After taking a US Foreign Relations history course last year, I think it’s really important to remember that the last 30-40+ years have been filled with US interventions and unfair economic policies that overall allowed for countries to become overwhelmingly indebted, unstabilized, and corrupted. I think after many years of exploiting other countries' vulnerabilities, the US has a moral obligation to create policies that assist in the economic assistance and job availability in many Spanish-speaking countries to help them get back on their feet, without intervening in their elections or policies as done in the past. I don’t think the US should ever intervene in other countries trying to replicate US democracy, as these other countries aren’t starting at the same level, creating more issues. I think by creating policies that help restructure many of these home countries, it would provide stable jobs, infrastructure, education, and it could help lower crime, abuse against women, and migration, which are all symptoms of the real issues faced by the countries.

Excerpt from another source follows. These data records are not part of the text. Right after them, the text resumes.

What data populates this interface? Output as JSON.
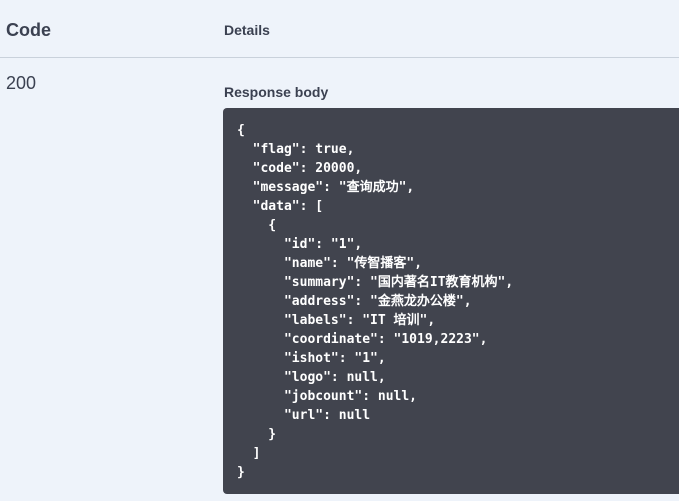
{
  "table": {
    "code_header": "Code",
    "details_header": "Details",
    "row": {
      "code": "200",
      "response_body_label": "Response body",
      "response_body_text": "{\n  \"flag\": true,\n  \"code\": 20000,\n  \"message\": \"查询成功\",\n  \"data\": [\n    {\n      \"id\": \"1\",\n      \"name\": \"传智播客\",\n      \"summary\": \"国内著名IT教育机构\",\n      \"address\": \"金燕龙办公楼\",\n      \"labels\": \"IT 培训\",\n      \"coordinate\": \"1019,2223\",\n      \"ishot\": \"1\",\n      \"logo\": null,\n      \"jobcount\": null,\n      \"url\": null\n    }\n  ]\n}"
    }
  },
  "colors": {
    "page_background": "#eef3fa",
    "code_background": "#41444e",
    "text": "#3b4151",
    "divider": "#c9d1db"
  }
}
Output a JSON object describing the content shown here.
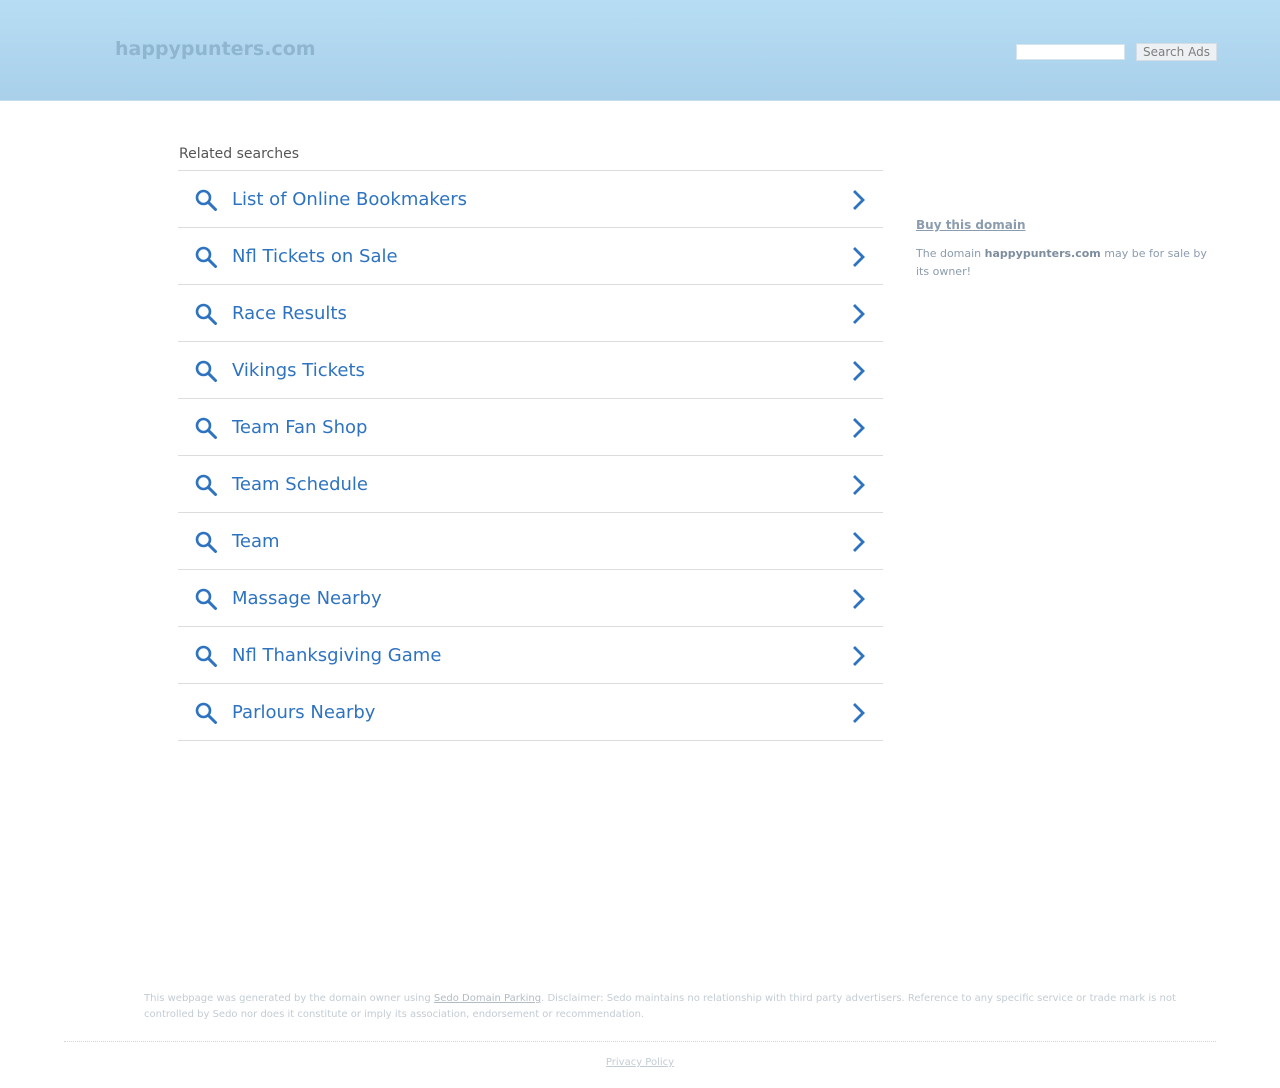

I think this film can allow one who's not familiar with the borders or the issues that are taking place to witness how difficult the problems are for migrants who want to leave their homes and risk their lives. It also depicts horrible governmental abuse, which to some extent is being taken place. This film allowed me to think - who’s to say this ISN'T happening? I think that’s what the director intended to do, to make the scenes feel so real in order to make the audience question what abuses are exactly happening to people arriving at our borders. Overall, I really enjoyed this film and would recommend it to anyone, rating it a 5/5 for it’s educational and dramatized version of how the American dream is a actually a nightmare for many.




Culture Shock can be viewed on Hulu.